Proponuję zainstalować sobie apkę Na Ekranach. Podają repertuar z wielu miast i z większości kin.

PS. Korzystałem z niej też na wakacjach. Np. z Elbląga był pełen repertuar.


W Cinema City.

Proponuję zainstalować sobie apkę Na Ekranach. Podają repertuar z wielu miast i z większości kin. Korzystałem z niej też na wakacjach. Np. z Elbląga był pełen repertuar.

Teraz coś włoskiego. " L'immensita " czyli Bezmiar E. Crialese to opowieść dziejąca się w latach 70 oparta na wątkach autobiograficznych reżysera . Akcja rozgrywa się w Rzymie , bohaterami są członkowie zamożnej , tradycyjnej rodziny ( rodzice i troje dzieci ). Ale tak naprawdę to w centrum zainteresowania reżysera jest matka ( Penelopa Cruz ) i najstarsza córka , ich wzajemna relacja oraz problemy z własną cielesnością i płciowością tej ostatniej . Tak więc mamy Rzym , lata 70 , dzieciństwo, dojrzewanie , tradycyjna , katolicka szkoła a wszystko to ukazane z prawdziwą tkliwością , uczuciem i humorem . Oczywiście porównania z wielkim Federico nasuwają się same i tak jest . Duch Felliniego unosi się gdzieś nad tym filmem co sprawia ,że tchnie on pozytywną energią i afirmacją życia . Penelopa gra znakomicie ale mnie zapadła w pamięć rola a właściwie niesamowita twarz dziewczynki odtwarzającej rolę córki . Twarz przyciągającą obiektyw kamery a w dodatku niesamowicie zmienną . Ona raz wygląda jak chłopiec innym razem jak dziewczyna . Tematyki tożsamości płci mam ostatnio lekko dosyć ale tym razem nie razi bo jest ukazana naturalnie i nieschematycznie. Nie jest to jakiś wybitny film ale mówi prawdę i dobrze się ogląda . A to nie mało. I świetnie są oddane realia Włoch lat 70 ( samochody , stroje , piosenki , wygląd ulicy ).

23 godziny temu, wojciech iwaszczukiewicz napisał:

Też pisałem już wielokrotnie na ten temat . Filmy oglądam w kinie studyjnym . Nie da się napisać opinii o filmie bez poruszenia jego problematyki. Nie ma tu spojlerowania bo nie streszczam akcji . W przeciwnym wypadku pozostaje tylko  " ogwiazdkowanie " filmu .Można i tak ale ja tego nie stosuję .Poza tym każda taka opinia ( nie nazywałbym recenzją ) może być punktem wyjścia do dyskusji  na temat interpretacji .

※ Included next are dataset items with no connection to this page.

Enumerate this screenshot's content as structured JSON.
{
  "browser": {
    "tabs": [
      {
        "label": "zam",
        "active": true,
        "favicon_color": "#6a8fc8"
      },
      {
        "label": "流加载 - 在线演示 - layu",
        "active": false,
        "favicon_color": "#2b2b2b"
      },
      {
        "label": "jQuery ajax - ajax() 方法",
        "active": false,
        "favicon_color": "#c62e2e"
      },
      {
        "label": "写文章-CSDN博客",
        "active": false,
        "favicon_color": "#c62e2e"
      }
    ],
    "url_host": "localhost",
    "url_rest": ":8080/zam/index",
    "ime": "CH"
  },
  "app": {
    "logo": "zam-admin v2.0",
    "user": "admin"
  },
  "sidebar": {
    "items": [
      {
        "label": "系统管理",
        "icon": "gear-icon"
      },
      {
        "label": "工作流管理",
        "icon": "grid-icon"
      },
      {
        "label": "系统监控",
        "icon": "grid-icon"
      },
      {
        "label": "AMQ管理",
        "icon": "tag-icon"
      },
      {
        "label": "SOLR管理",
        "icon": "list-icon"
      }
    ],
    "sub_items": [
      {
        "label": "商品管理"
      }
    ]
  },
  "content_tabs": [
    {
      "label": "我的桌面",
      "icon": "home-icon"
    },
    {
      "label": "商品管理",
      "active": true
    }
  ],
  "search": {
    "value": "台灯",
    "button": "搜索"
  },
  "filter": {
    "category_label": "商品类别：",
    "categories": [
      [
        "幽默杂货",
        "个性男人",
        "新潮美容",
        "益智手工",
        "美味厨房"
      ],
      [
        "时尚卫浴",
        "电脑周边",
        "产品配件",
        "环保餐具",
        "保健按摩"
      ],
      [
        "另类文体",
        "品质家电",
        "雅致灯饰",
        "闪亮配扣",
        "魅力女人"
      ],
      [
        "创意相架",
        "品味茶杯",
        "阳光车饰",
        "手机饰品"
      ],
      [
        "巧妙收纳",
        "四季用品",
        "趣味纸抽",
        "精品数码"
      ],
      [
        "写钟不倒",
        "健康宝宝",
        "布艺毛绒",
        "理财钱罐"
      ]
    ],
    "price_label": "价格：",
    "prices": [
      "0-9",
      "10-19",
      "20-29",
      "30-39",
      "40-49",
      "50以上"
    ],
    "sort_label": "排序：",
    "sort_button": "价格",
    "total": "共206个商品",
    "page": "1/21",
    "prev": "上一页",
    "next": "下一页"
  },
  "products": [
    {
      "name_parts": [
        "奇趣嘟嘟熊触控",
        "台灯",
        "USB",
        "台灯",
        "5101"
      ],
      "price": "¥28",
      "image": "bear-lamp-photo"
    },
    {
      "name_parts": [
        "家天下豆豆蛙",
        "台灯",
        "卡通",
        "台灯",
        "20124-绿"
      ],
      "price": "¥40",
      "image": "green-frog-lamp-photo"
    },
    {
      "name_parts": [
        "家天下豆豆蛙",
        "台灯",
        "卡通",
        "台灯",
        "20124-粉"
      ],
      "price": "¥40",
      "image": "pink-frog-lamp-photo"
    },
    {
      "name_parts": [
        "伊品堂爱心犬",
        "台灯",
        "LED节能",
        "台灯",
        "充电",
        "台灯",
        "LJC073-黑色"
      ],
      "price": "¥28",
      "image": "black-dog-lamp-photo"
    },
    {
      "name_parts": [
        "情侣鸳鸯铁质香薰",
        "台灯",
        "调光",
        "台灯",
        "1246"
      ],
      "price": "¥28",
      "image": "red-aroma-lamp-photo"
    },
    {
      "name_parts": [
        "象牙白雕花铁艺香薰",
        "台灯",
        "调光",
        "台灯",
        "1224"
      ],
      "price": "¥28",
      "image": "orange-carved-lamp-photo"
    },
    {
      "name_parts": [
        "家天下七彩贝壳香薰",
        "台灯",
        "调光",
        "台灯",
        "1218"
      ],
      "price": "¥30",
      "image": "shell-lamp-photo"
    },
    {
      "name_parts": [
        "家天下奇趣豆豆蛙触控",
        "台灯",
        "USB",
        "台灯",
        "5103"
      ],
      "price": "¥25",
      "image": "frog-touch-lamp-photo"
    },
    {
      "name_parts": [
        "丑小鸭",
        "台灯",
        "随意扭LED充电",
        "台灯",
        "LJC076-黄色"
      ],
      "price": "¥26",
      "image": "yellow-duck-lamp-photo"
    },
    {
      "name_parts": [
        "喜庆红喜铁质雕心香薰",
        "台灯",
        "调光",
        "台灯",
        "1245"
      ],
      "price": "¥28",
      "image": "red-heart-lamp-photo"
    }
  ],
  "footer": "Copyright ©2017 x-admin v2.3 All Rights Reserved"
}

Pisz Wojciechu tak, jak do tej pory. Tą zakładkę odwiedzam tylko dla Twoich recenzji.

"Pogardzam wszystkimi i mam wstręt taki do hołoty umysłowej, że rzygam."          Stanisław Ignacy Witkiewicz – Listy do żony (1928-1931)

W sumie to piszę z powodów egoistycznych bo jak mi się film podoba z jakichś względów to lubię się tym podzielić . A podobać się może nawet film nieudany ale np. ważny z jakiegoś powodu. Tematyki , formy , okoliczności powstania. I cały czas namawiam do chodzenia do kina .To zupełnie inny odbiór.

  • 1 miesiąc później...

Posucha w kinach , oj posucha . Nie bardzo jest o czym pisać . W grudniu tylko ostatnie dzieło Spielberga " Fabelmanowie " . Film nie bardzo spełniający kryteria tego wątku ( tak jak i wcześniejsze West Side Story ) ale jednak Spielberg to Spielberg . To chyba najbardziej osobisty film reżysera ( choć w wielu wcześniejszych takie wtręty były zauważalne ) bo tyczy dziejów jego rodziny i jego dzieciństwa . Sam film z punktu widzenia formalnego czy języka filmowego nie wnosi niczego nowego , to tradycyjnie , po bożemu opowiedziana historia nietypowego związku jego rodziców , dzieciństwa Spielberga i początków jego pasji filmowej z historią Ameryki lat 50 w tle . A to były czasy ciekawe . Początki komputeryzacji , informatyki ( ojciec był informatykiem ) i ekspansji przemysłu filmowego i telewizji . Rodzina ukazana jest z dużą dozą czułości a może nawet sentymentalizmu ale to jest nawet zrozumiałe . Dla mnie najciekawsza jest rodząca się w młodym Stevenie pasja do filmowania , do posługiwania się kamerą i pierwsze próby z montażem . I jest jeden rodzynek w postaci kapitalnej sekwencji wizyty młodego adepta filmu w pracowni samego Johna Forda ( świetny epizod aktorski Davida Lyncha ) ,który tłumaczy zasady kadrowania w kłębach cygarowego dymu . Chociażby dla tej sceny warto ten film zobaczyć .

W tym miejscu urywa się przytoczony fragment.